児島 まさにそのとおりです。変調方式については3方式が提案されて審議されていますが、ここまで来ますと、お互い引けない面も出てきます。そこで、これまでの流れから一方式に絞り込まれることはなされず、複数の方式が標準として併記されるということも考えられます。
■ 例えば、3つのうちFSKとOFDMが併記されて標準化されるということですか。
児島 例としては、そういうことです。
■ 802.15.4gでは、低消費電力化が重視されていると言われましたが、OFDMは消費電力の面から行くと多少問題があるのではないでしょうか。例えば次世代のLTEの場合は、端末の消費電力を少なくするために、上り(端末⇒基地局の通信)の場合はOFDMを使用しない(SC-FDMAを使用)ことになりましたね(SC-FDMA:Single Carrier Frequency Division Maltiple Access、単一波周波数分割多元接続)。
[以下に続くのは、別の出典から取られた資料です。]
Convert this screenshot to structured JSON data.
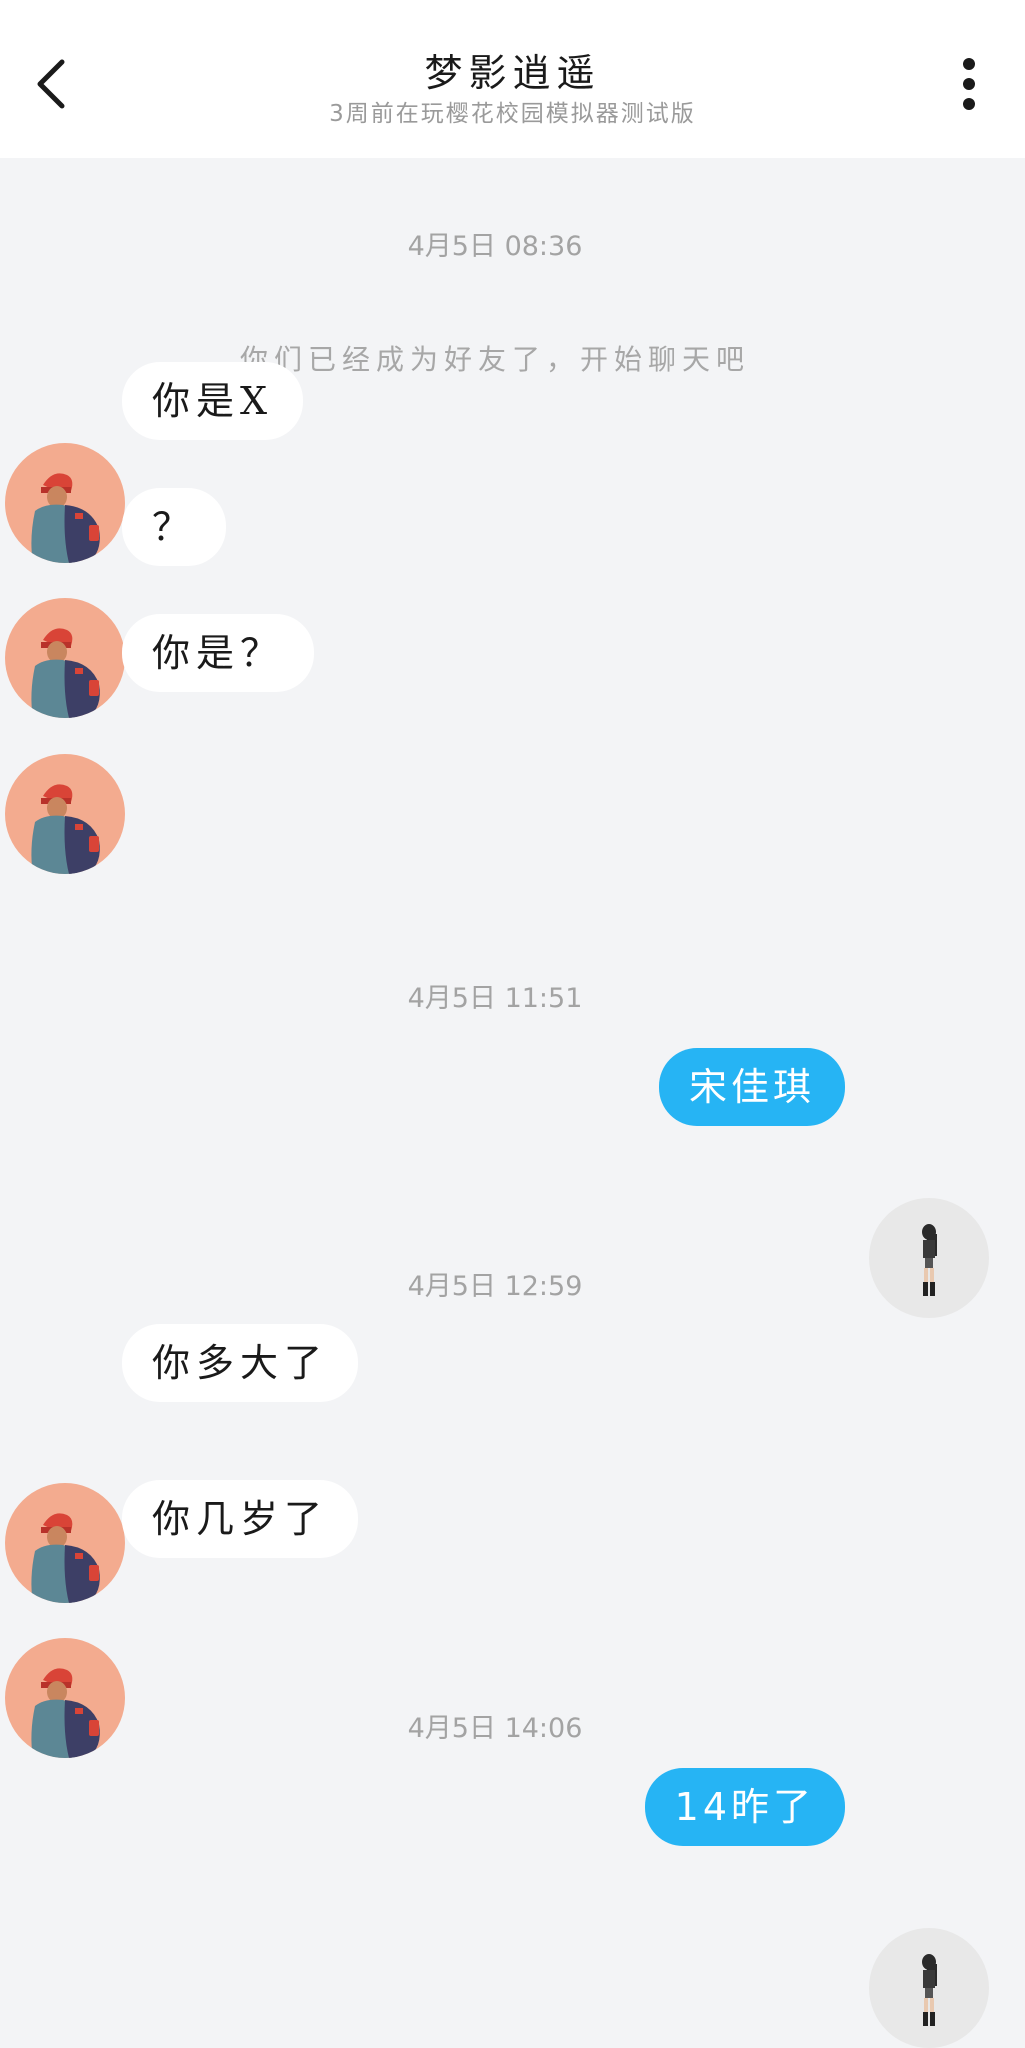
{
  "header": {
    "title": "梦影逍遥",
    "subtitle": "3周前在玩樱花校园模拟器测试版",
    "back_icon": "chevron-left-icon",
    "more_icon": "more-vertical-icon"
  },
  "chat": {
    "timestamps": [
      "4月5日 08:36",
      "4月5日 11:51",
      "4月5日 12:59",
      "4月5日 14:06"
    ],
    "system_notice": "你们已经成为好友了，开始聊天吧",
    "messages": [
      {
        "side": "in",
        "text": "你是X"
      },
      {
        "side": "in",
        "text": "？"
      },
      {
        "side": "in",
        "text": "你是？"
      },
      {
        "side": "out",
        "text": "宋佳琪"
      },
      {
        "side": "in",
        "text": "你多大了"
      },
      {
        "side": "in",
        "text": "你几岁了"
      },
      {
        "side": "out",
        "text": "14昨了"
      }
    ]
  },
  "colors": {
    "outgoing_bubble": "#26b4f4",
    "incoming_bubble": "#ffffff",
    "background": "#f3f4f6",
    "peer_avatar_bg": "#f3ab8f",
    "self_avatar_bg": "#e8e8e8"
  }
}
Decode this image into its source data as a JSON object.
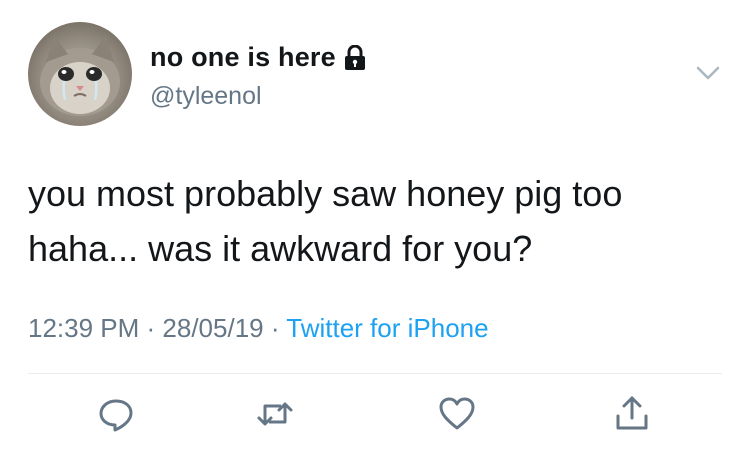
{
  "tweet": {
    "author": {
      "display_name": "no one is here",
      "handle": "@tyleenol",
      "avatar_icon": "crying-cat-avatar",
      "protected_icon": "lock-icon"
    },
    "text_line1": "you most probably saw honey pig too",
    "text_line2": "haha... was it awkward for you?",
    "time": "12:39 PM",
    "date": "28/05/19",
    "separator": " · ",
    "source": "Twitter for iPhone"
  },
  "actions": [
    {
      "name": "reply",
      "icon": "reply-icon"
    },
    {
      "name": "retweet",
      "icon": "retweet-icon"
    },
    {
      "name": "like",
      "icon": "heart-icon"
    },
    {
      "name": "share",
      "icon": "share-icon"
    }
  ],
  "colors": {
    "text": "#14171a",
    "secondary": "#657786",
    "link": "#1da1f2",
    "divider": "#e6ecf0",
    "icon": "#657786"
  }
}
児島 そうですね。実は、OFDMの消費電力の問題はタスク・グループでも論議されています。それに対してOFDM陣営の言い分は「最近は以前と違い、所要条件を満たす実装が可能となっている」と主張しています。今後、この点でもOFDMについて検証する必要があると思っています。
■ わかりました。
--つづく--
プロフィール
児島 史秀(こじま ふみひで)氏
現職:
独立行政法人情報通信研究機構新世代ワイヤレス研究センター主任研究員
【略歴】
1999年、大阪大学大学院工学研究科博士後期課程修了。
同年、郵政省通信総合研究所入所。
以来、ITS通信技術、防災アドホックネットワーク技術に従事。
現在、独立行政法人情報通信研究機構 新世代ワイヤレス研究センター ユビキタスモバイルグループにてIEEE 802.15.TG4gの標準化活動、ならびに特定小電力システムの高度利用に関する研究開発に従事。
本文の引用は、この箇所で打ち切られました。